Center for Multimodal Imaging and Genetics, University of California at San Diego, La Jolla, CA 92037, USA.
NORMENT, KG Jebsen Centre for Psychosis Research, Institute of Clinical Medicine, University of Oslo, Oslo 0424, Norway.
Genetics. 2021 Mar 31;217(3). doi: 10.1093/genetics/iyaa046.

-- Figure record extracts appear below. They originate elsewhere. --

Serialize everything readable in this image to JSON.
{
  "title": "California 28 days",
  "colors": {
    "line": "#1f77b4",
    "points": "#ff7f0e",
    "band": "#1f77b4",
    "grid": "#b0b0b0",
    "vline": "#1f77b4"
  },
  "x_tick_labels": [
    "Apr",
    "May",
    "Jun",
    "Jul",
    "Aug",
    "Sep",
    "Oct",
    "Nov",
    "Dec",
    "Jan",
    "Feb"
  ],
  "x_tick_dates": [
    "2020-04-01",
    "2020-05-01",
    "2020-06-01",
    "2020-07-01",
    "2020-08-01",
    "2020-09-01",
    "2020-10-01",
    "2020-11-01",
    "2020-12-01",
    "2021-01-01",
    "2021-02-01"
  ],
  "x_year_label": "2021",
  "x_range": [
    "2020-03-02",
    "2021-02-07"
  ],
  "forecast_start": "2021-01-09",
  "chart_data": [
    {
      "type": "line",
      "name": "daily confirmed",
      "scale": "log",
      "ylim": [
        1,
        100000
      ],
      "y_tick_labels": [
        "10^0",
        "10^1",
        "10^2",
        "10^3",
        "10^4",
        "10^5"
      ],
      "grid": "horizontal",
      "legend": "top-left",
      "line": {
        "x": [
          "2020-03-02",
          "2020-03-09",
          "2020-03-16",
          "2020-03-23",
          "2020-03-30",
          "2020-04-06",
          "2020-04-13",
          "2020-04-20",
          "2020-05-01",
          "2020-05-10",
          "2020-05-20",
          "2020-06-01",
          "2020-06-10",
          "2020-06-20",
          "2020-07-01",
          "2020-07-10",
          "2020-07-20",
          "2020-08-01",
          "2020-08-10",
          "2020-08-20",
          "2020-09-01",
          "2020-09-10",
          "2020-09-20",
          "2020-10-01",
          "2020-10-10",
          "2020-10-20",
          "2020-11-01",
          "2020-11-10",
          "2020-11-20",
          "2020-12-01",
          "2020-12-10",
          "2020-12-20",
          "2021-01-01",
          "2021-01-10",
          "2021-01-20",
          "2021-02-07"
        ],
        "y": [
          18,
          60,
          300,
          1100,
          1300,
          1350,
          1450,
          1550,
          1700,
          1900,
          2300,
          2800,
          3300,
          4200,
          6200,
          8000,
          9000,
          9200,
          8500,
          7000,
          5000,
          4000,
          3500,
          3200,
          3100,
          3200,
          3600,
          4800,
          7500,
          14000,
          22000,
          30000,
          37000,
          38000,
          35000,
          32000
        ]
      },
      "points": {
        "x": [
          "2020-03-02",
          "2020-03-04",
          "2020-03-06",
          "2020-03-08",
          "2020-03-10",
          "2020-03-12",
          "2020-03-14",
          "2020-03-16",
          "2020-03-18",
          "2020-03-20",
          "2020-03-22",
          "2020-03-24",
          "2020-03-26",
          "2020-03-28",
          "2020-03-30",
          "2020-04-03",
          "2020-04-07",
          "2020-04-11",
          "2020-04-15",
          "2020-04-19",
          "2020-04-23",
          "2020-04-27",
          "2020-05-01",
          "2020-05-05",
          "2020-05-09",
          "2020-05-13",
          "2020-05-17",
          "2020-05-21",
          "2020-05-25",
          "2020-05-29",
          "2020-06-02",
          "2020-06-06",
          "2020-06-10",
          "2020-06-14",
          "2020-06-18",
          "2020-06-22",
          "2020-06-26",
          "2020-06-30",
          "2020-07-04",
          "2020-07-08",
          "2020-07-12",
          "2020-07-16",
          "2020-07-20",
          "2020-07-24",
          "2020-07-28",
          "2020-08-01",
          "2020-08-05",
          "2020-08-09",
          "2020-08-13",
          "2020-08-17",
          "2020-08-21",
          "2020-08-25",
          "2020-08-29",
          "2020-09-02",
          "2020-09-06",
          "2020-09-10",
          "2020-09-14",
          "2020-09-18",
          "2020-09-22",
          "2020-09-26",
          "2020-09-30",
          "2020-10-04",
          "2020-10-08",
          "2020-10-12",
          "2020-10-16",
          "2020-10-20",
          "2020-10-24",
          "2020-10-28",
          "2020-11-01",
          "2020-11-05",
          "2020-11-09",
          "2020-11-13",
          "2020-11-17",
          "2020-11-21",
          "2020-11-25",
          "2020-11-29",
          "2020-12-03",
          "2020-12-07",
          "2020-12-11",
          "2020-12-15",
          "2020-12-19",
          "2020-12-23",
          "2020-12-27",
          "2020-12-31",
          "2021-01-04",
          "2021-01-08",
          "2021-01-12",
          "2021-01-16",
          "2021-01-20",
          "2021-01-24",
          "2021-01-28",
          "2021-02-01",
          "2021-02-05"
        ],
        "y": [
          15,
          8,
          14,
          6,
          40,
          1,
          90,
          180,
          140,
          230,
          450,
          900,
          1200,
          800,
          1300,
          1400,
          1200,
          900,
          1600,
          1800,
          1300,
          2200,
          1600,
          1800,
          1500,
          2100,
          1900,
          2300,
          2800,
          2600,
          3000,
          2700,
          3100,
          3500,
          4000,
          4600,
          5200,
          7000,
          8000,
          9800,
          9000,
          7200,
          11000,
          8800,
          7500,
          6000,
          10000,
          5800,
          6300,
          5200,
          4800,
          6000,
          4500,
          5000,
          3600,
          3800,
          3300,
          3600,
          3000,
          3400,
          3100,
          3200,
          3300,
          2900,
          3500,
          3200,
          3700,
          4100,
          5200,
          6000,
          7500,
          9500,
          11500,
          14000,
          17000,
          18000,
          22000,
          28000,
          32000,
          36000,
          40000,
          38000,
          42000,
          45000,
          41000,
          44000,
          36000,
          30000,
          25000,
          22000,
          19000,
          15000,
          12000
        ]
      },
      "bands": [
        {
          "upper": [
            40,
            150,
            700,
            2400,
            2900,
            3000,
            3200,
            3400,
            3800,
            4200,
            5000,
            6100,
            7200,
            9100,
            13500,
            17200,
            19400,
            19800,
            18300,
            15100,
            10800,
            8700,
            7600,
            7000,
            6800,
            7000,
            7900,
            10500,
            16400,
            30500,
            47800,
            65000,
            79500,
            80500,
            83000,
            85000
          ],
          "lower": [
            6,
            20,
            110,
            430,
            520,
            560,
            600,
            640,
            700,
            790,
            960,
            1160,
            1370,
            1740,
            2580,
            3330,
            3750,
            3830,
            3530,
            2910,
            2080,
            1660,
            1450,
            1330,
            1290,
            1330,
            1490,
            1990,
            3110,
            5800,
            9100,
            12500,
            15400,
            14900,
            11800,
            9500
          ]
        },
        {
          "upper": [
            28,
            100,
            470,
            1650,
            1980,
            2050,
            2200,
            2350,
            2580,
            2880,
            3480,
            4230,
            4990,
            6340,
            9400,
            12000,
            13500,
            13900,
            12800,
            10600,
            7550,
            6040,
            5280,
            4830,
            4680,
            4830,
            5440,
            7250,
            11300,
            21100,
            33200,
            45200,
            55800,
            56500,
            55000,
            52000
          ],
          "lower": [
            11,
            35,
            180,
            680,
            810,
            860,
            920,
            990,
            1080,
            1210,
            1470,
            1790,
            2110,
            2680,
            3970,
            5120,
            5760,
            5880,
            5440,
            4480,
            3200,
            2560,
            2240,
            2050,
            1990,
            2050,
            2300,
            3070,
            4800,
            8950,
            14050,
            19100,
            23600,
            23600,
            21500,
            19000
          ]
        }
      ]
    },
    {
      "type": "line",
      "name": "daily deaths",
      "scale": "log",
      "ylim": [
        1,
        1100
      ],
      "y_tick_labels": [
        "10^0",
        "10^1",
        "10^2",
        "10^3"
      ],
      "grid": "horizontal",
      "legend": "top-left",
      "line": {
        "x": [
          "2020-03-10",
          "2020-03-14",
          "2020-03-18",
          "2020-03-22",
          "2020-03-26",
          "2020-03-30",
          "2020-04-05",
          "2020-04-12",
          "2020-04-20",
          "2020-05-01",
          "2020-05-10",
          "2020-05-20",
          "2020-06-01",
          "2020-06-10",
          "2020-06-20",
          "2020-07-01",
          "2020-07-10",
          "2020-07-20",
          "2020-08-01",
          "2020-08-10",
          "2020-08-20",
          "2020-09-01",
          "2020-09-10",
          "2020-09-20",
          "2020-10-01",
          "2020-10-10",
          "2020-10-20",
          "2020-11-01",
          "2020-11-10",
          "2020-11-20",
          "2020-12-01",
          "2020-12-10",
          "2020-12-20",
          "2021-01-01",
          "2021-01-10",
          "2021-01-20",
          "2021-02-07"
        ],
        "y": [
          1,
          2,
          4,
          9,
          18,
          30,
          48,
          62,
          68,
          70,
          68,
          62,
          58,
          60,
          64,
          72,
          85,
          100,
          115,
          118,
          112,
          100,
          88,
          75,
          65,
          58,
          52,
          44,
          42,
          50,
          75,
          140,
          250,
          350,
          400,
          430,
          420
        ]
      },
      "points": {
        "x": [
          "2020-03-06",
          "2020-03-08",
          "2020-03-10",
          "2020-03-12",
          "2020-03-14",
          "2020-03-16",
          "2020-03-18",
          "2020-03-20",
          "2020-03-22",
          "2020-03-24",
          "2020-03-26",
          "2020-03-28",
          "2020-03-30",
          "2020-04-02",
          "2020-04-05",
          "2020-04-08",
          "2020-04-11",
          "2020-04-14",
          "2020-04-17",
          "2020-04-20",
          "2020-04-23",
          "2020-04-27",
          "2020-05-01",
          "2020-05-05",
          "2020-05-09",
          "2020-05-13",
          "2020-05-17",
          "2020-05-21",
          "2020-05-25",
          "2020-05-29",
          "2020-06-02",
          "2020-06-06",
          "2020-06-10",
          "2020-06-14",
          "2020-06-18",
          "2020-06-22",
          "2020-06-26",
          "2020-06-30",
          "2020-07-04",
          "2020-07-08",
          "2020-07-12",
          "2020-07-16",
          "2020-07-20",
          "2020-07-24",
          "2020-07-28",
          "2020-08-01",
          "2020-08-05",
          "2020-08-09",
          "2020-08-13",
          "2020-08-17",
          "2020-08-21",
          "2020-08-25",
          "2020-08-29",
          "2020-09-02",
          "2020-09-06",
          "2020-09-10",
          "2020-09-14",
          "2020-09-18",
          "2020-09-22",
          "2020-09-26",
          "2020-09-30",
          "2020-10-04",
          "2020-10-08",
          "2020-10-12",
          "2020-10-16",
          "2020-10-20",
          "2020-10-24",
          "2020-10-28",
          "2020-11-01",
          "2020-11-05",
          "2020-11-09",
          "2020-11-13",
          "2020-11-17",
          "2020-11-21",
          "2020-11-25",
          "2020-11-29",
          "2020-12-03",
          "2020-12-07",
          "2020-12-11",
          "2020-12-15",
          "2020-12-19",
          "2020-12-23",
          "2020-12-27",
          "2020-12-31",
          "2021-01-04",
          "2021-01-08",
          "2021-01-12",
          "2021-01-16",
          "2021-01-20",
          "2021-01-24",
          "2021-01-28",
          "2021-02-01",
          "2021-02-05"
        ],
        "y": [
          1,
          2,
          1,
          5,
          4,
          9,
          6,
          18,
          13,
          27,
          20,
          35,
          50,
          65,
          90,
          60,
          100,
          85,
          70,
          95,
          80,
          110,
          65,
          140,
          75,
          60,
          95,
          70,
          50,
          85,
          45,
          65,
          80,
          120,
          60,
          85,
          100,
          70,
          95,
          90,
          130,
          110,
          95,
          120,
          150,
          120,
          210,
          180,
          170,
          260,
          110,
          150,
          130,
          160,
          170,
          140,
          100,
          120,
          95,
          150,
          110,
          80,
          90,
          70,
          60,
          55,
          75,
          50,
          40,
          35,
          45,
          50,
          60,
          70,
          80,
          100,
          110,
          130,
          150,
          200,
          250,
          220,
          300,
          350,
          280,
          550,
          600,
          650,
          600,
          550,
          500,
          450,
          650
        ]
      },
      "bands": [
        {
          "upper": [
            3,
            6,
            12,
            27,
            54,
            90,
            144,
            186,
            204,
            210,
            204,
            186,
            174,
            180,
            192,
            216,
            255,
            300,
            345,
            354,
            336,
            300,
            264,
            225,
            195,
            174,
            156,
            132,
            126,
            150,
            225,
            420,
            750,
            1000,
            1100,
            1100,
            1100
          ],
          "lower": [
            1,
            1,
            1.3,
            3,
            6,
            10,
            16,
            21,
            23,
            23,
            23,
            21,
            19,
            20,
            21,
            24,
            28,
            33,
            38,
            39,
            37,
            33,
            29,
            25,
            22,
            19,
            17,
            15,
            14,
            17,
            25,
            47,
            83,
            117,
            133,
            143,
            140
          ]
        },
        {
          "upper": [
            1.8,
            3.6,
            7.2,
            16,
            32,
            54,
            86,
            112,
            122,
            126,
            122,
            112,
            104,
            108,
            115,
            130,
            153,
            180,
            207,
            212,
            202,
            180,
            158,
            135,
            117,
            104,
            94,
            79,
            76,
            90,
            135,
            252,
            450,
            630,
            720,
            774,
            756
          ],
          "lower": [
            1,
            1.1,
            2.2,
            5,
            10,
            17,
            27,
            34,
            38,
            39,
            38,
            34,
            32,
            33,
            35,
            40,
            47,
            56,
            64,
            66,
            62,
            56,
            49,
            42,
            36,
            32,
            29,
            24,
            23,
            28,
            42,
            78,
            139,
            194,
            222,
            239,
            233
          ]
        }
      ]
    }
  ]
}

We propose an extended Gaussian mixture model for the distribution of causal effects of common single nucleotide polymorphisms (SNPs) for human complex phenotypes that depends on linkage disequilibrium (LD) and heterozygosity (H), while also allowing for independent components for small and large effects. Using a precise methodology showing how genome-wide association studies (GWASs) summary statistics (z-scores) arise through LD with underlying causal SNPs, we applied the model to GWAS of multiple human phenotypes. Our findings indicated that causal effects are distributed with dependence on total LD and H, whereby SNPs with lower total LD and H are more likely to be causal with larger effects; this dependence is consistent with models of the influence of negative pressure from natural selection. Compared with the basic Gaussian mixture model it is built on, the extended model-primarily through quantification of selection pressure-reproduces with greater accuracy the empirical distributions of z-scores, thus providing better estimates of genetic quantities, such as polygenicity and heritability, that arise from the distribution of causal effects.
我们提出了一种扩展的高斯混合模型,用于人类复杂表型常见单核苷酸多态性 (SNP) 的因果效应分布,该模型取决于连锁不平衡 (LD) 和杂合性 (H),同时也允许小效应和大效应的独立分量。我们使用一种精确的方法来展示全基因组关联研究 (GWAS) 汇总统计数据 (z 分数) 是如何通过与潜在因果 SNP 的 LD 产生的,然后将该模型应用于多种人类表型的 GWAS。我们的研究结果表明,因果效应的分布取决于总 LD 和 H,总 LD 和 H 较低的 SNP 更有可能是因果关系较大的 SNP;这种依赖性与自然选择的负压力影响模型一致。与它所基于的基本高斯混合模型相比,扩展模型主要通过量化选择压力,更准确地再现了 z 分数的经验分布,从而更好地估计了由因果效应分布产生的遗传数量,例如多基因性和遗传性。